The reprogramming factors that are commonly used to create iPS cells from fibroblasts — based on the breakthrough work of Nobel laureate Shinya Yamanaka in 2006 — face a reprogramming barrier, Hu says.
“If we can lower the barrier, we can enhance the reprogramming efficiency,” Hu said. “My strategy is to use chemicals to erase the transcriptional program specific to the starting cells.”
Hu found that a very low concentration of JQ1, an inhibitor of the BET family of proteins:
- Down-regulated 390 fibroblast-specific genes when applied to naïve human fibroblasts
- Down-regulated 651 fibroblast-specific genes when applied to human fibroblasts during reprogramming
- Increased the efficiency of successful reprogramming of human fibroblasts to iPS cells by 20-fold
In support of this gene expression and reprogramming data, fibroblasts change shape when they are treated with JQ1, from a long spindle shape to polygonal or rounded cell, which shows loss of fibroblast identity and transition to pluripotent stem cells.
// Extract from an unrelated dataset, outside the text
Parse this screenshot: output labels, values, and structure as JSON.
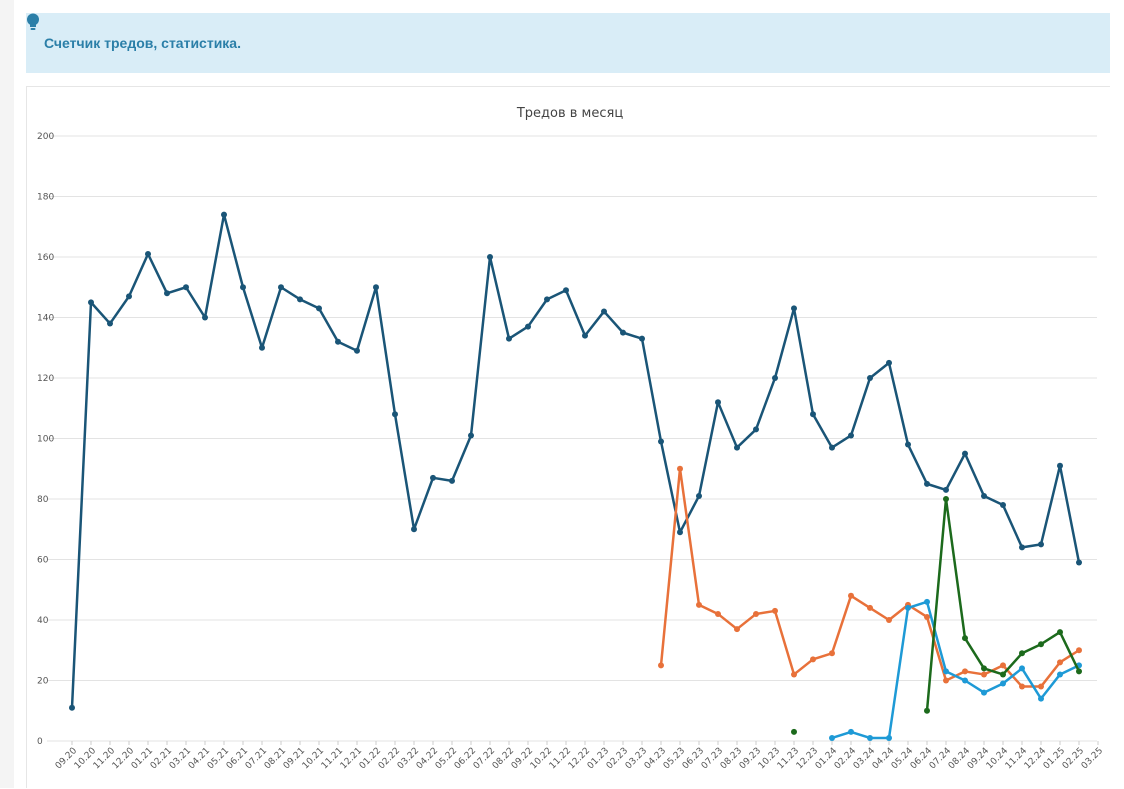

Presumably, genes that are needed to maintain the spindle shape are down regulated by JQ1.
Hu proposes the following model to explain his results. During normal cell division, the active fibroblast genes are bookmarked by attachment of BET proteins to acetylated chromatin during the mitotic phases, while RNA Polymerase II drops off of the chromatin. At the start of interphase, these bookmarks guide the polymerase back to the genes, and they again are transcribed by RNA Polymerase II. In contrast, when JQ1 is added at low concentration, the active fibroblast genes are de-bookmarked by the interaction of JQ1 with the BET proteins during the mitotic phases of cell division. This ‘erases’ epigenetic memory of the fibroblast gene expression, which in turn results in loss of fibroblast gene transcription when interphase returns. This also increases the success of reprogramming into pluripotent stem cells.
Besides Hu, co-authors of the paper, “Reprogramming by de-bookmarking the somatic transcriptional program through targeting of BET bromodomains,” are three co-first authors, Zhicheng Shao, Chunping Yao and Alireza Khodadadi-Jamayran, and Weihua Xu and Tim M. Townes, all of the UAB Stem Cell Institute and Department of Biochemistry and Molecular Genetics; and Michael R Crowley, UAB Department of Genetics, Howell and Elizabeth Heflin Center for Genomic Science.
This research was supported by a UAB faculty development fund grant to Hu.